Tenía hombros caídos, como si sucumbieran ante el peso de su blanca cabellera
rizada. Sin embargo, en ese momento, había intensidad en su mirada, y su cuerpo
parecía erguirse de repente.”
“‘El
verdadero hechicero no desperdicia la vida en el estudio esquemático, leyendo
textos antiguos como si fuera un fraile. El verdadero hechicero es una fuerza de
la naturaleza, y la naturaleza no debe permanecer encapsulada —debe ser una explosión
de vida—.’ Hizo una pausa, y nos miró a cada uno. Sentí ganas de bajar
la vista cuando sus ojos se posaron sobre mí. La vida que me había imaginado
era exactamente lo contrario de lo que él pregonaba; quería experimentar con
la magia en paz y tranquilidad. ¿Por qué habría querido abandonar Hallowton?
Nací y permanecí toda la vida en esta ciudad —excepto un verano que pasé en
lo de mi tío en Kerrigan. Sea lo que fuera que yo quisiera, siempre lo
hallaría en Hallowton.”
“Gerauld
continuó, diciendo que ‘tendrán que recorrer el mundo para entender por
completo lo que significa la
hechicería. Lo que adquieren aquí en la academia son meros conocimientos
básicos —el esqueleto, nada más—. Es afuera donde encuentran la carne,
músculos y la piel que conforman el cuerpo completo. Conozcan el mundo y a las
personas —sepan cómo su magia se identifica con ellas—. Recién entonces
serán verdaderos hechiceros.
“‘¡Ay
de nosotros!’, exclamó con un suspiro, encorvándose un poco más, ‘sí es
peligroso. El hechicero debería saber defenderse. Con algo más que un puñal o
espada.’ Gerauld se llevó al pecho la mano derecha, la abrió y algo,
no muy visible, una suerte de niebla azul,
comenzó a formarse en la palma.
“De
pronto, eso se convirtió en una llama, una bola de fuego serpenteante que
ardía en la mano de Gerauld —sin dañar al maestro—. Se le dibujó una
sonrisa en el rostro al ver nuestro asombro. ‘Esto’, dijo, al tiempo que
levantaba la esfera, ‘es la instrumento de defensa que necesitan dominar
primero y mejor. Cuando tengan experiencia podrán dirigirlo contra un blanco
ubicado a un kilómetro de distancia. La bola viajará en línea recta, y casi
no existe nada que la detenga durante el trayecto. En cuanto al blanco…’”
“De
repente, abrió la palma de la mano y soltó la bola de fuego. Surcó raudamente
el aula, casi rozándonos la cabeza. Nos dimos vuelta para ver que la bola
hacía blanco en un muñeco de tamaño natural ubicado al fondo del auditorio.
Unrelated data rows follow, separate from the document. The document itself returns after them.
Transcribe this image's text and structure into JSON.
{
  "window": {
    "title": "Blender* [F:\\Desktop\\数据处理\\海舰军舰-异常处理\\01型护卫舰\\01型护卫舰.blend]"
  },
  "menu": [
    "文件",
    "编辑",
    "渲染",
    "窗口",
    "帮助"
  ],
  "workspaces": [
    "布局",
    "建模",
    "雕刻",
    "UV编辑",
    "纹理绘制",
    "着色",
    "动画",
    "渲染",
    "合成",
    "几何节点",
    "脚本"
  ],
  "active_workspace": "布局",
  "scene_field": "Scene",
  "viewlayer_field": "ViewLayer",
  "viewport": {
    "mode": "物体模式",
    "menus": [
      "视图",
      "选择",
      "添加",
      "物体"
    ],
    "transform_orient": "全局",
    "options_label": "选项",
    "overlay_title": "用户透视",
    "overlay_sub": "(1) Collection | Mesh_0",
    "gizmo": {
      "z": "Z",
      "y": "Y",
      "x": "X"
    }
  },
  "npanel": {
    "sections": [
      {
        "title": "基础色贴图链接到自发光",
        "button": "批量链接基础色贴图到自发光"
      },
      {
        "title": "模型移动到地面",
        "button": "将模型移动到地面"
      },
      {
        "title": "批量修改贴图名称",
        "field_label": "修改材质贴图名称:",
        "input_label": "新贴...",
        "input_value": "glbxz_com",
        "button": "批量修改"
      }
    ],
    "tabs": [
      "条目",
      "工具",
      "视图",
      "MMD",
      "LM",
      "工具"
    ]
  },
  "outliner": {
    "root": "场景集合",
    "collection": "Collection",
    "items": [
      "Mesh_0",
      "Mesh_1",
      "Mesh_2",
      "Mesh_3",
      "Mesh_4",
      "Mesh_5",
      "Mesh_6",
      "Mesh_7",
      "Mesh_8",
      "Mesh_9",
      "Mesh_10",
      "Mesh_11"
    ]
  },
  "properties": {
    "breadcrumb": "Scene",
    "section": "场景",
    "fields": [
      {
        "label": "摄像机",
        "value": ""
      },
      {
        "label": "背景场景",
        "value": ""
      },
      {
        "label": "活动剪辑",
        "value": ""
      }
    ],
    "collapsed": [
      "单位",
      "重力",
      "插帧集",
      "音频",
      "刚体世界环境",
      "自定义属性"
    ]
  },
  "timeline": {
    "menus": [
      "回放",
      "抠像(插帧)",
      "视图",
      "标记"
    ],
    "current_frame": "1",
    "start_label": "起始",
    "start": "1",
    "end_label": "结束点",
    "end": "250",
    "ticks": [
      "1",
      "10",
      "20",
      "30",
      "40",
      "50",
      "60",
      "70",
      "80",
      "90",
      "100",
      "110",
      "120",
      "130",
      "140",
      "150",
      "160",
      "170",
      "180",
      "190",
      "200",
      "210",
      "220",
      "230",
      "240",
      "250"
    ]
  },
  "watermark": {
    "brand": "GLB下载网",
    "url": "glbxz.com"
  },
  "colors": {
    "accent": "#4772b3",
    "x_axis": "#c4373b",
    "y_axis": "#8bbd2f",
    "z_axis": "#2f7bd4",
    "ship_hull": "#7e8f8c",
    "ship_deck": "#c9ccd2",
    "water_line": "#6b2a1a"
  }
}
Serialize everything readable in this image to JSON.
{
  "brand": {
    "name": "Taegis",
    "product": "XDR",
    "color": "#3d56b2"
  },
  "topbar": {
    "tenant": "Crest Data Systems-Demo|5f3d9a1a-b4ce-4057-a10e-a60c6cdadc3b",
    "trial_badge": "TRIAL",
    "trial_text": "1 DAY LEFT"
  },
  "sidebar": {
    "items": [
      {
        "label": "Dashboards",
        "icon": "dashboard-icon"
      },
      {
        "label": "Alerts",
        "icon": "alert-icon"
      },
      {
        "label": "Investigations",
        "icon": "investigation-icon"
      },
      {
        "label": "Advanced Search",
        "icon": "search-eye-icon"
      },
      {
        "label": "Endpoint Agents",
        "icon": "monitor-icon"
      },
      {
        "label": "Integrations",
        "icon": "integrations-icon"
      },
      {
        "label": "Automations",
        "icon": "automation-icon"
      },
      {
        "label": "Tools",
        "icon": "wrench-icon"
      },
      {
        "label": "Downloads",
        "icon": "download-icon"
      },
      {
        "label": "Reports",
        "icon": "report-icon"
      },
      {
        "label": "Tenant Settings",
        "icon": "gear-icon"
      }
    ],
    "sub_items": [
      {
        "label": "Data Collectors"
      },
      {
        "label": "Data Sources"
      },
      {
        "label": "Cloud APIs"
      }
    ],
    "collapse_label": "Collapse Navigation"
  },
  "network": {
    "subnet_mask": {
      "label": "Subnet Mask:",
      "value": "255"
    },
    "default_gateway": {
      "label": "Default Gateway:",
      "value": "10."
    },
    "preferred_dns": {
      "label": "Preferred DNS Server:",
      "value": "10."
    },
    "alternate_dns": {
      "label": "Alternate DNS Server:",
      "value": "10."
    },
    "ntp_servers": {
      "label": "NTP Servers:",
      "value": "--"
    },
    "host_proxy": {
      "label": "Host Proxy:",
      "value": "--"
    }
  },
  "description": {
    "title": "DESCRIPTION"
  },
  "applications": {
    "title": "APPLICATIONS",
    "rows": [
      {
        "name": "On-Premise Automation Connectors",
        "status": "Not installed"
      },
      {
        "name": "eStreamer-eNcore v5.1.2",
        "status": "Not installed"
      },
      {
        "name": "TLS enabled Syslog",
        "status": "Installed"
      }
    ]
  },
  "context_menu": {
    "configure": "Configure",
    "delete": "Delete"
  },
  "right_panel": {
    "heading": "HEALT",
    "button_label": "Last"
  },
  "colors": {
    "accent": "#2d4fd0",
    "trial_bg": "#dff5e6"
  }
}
Siempre me pregunté por qué estaba allí.”
“Entonces
me dí cuenta. Pareció que una bola acuosa le había dado en la cabeza, cual
líquido ígneo que empapó al muñeco y le prendió fuego, el que ardió sólo
unos instantes; cuando se extinguió, la parte superior se había convertido en
una masa negra e irreconocible, una suerte de colilla encima de piernas
intactas.
“‘Con
eso deberían poder deshacerse de la mayoría de sus enemigos’, dijo Gerauld
en voz baja. Podría haber susurrado; con el silencio que había en el auditorio
igualmente habríamos entendido cada palabra. ‘Claro que sólo puede atacarse
un objetivo a la vez, y dudo que en los primeros años puedan realizar este
conjuro más de una vez por enfrentamiento. Sin perjuicio de ello, confío en
que comprendan la importancia de aprender este hechizo.’”
“Claro
que sí.”
Evradd Gavalan,
Maestro de Hechicería Experimental, Hallowton, Cayaboré
(de la obra “Mi vida, o el experimento permanente”, 3166 d.D.)